Само собой разумеется, что после стольких неоднократных омерзительных потачек своей капризной от усталости слабости, в его жизни начинается тёмная, безобразная полоса. Днём он абсолютно здоров, прекрасно работает, даже, кажется, лучше, чем прежде, и больным его нисколько не становится от этого хуже, зато вечера превращаются в сущий кошмар, и шквал страданий обрушивается, ввинчивается в его бессильной тело, едва он решается пустить в действие свою действительно чрезвычайно сильную, прямо железную волю и тем спасти себя от вредной и унизительной страсти, которая хотя и не растёт с каждым днём, но и, как околдованного, не оставляет его.

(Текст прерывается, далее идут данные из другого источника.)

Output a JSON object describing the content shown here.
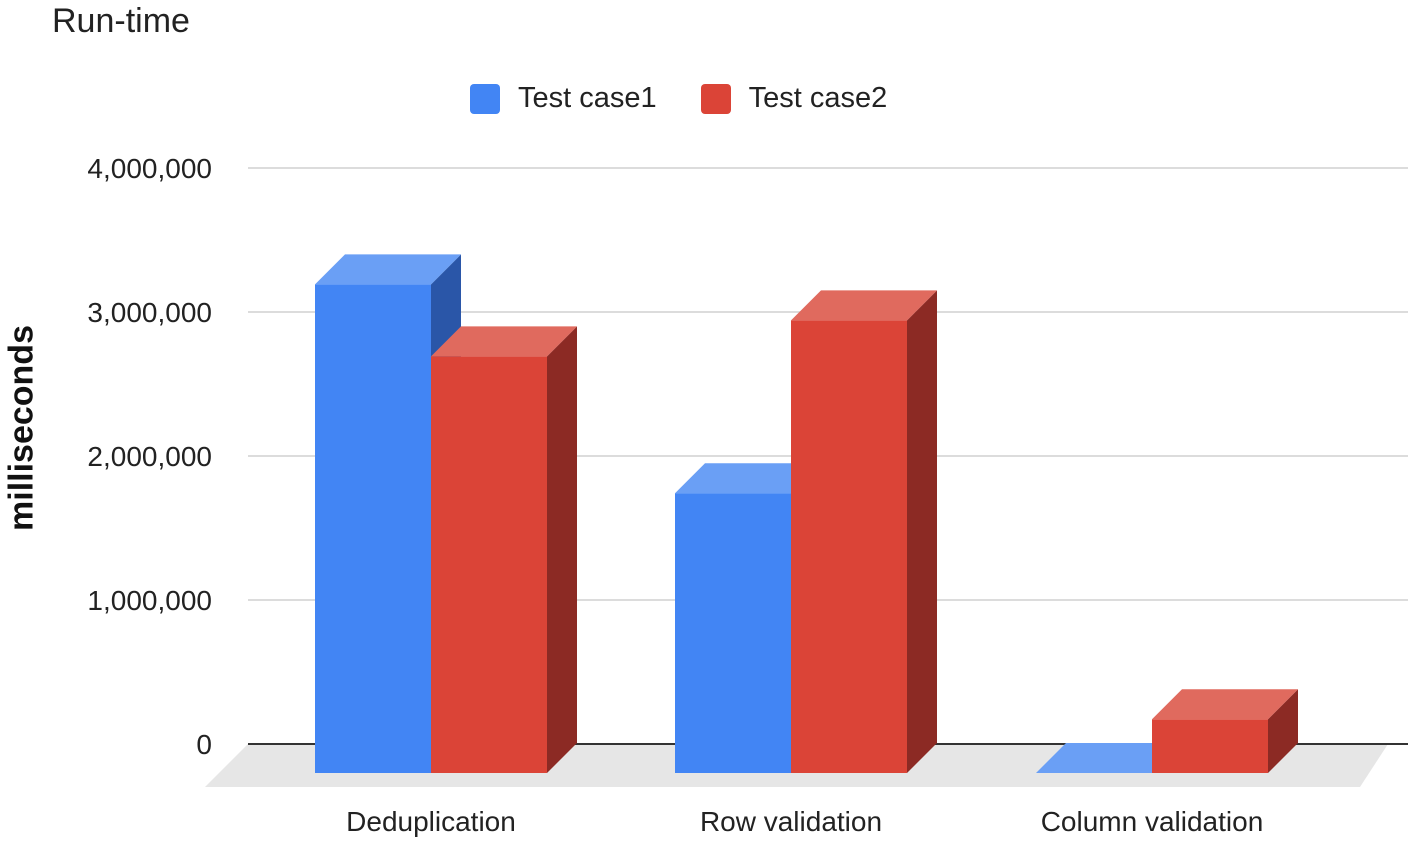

Невозможно выразить, что приходится ему пережить. Это под силу лишь ему самому, постоянному свидетелю своего омерзительного недуга, и он свидетельствует, прикрывшись именем доктора Полякова:

“Галлюцинаций я не испытывал, но по поводу остального я могу сказать: — о, какие тусклые, казённые, ничего не говорящие слова! “Тоскливое состояние”!.. Нет, я, заболевший этой ужасной болезнью, предупреждаю врачей, чтобы они были жалостливее к своим пациентам. Не “тоскливое состояние”, а смерть медленная овладевает морфинистом, лишь только вы на час или два лишите его морфия. Воздух не сытный, его глотать нельзя... в теле нет клеточки, которая бы не жаждала... Чего? Этого нельзя ни определить, ни объяснить. Словом, человека нет. Он выключен. Движется, тоскует, страдает труп. Он ничего не хочет, ни о чём не мыслит, кроме морфия. Морфия! Смерть от жажды — райская, блаженная смерть по сравнению с жаждой морфия. Так заживо погребённый, вероятно, ловит последние ничтожные пузырьки воздуха в гробу и раздирает кожу на груди ногтями. Так еретик на костре стонет и шевелится, когда первые языки пламени лижут его ноги... Смерть — сухая, медленная смерть... Вот что кроется под этими профессорскими словами “тоскливое состояние”...”

Вскоре самым естественным путём пробирается мысль пустить себе пулю в лоб и тем избавить себя от этой сухой, медлительной смерти, а заодно избавить себя от позора, от страха разоблачения, поскольку такого рода болезнь в особенности постыдна для лекаря, который о её последствиях не может не знать.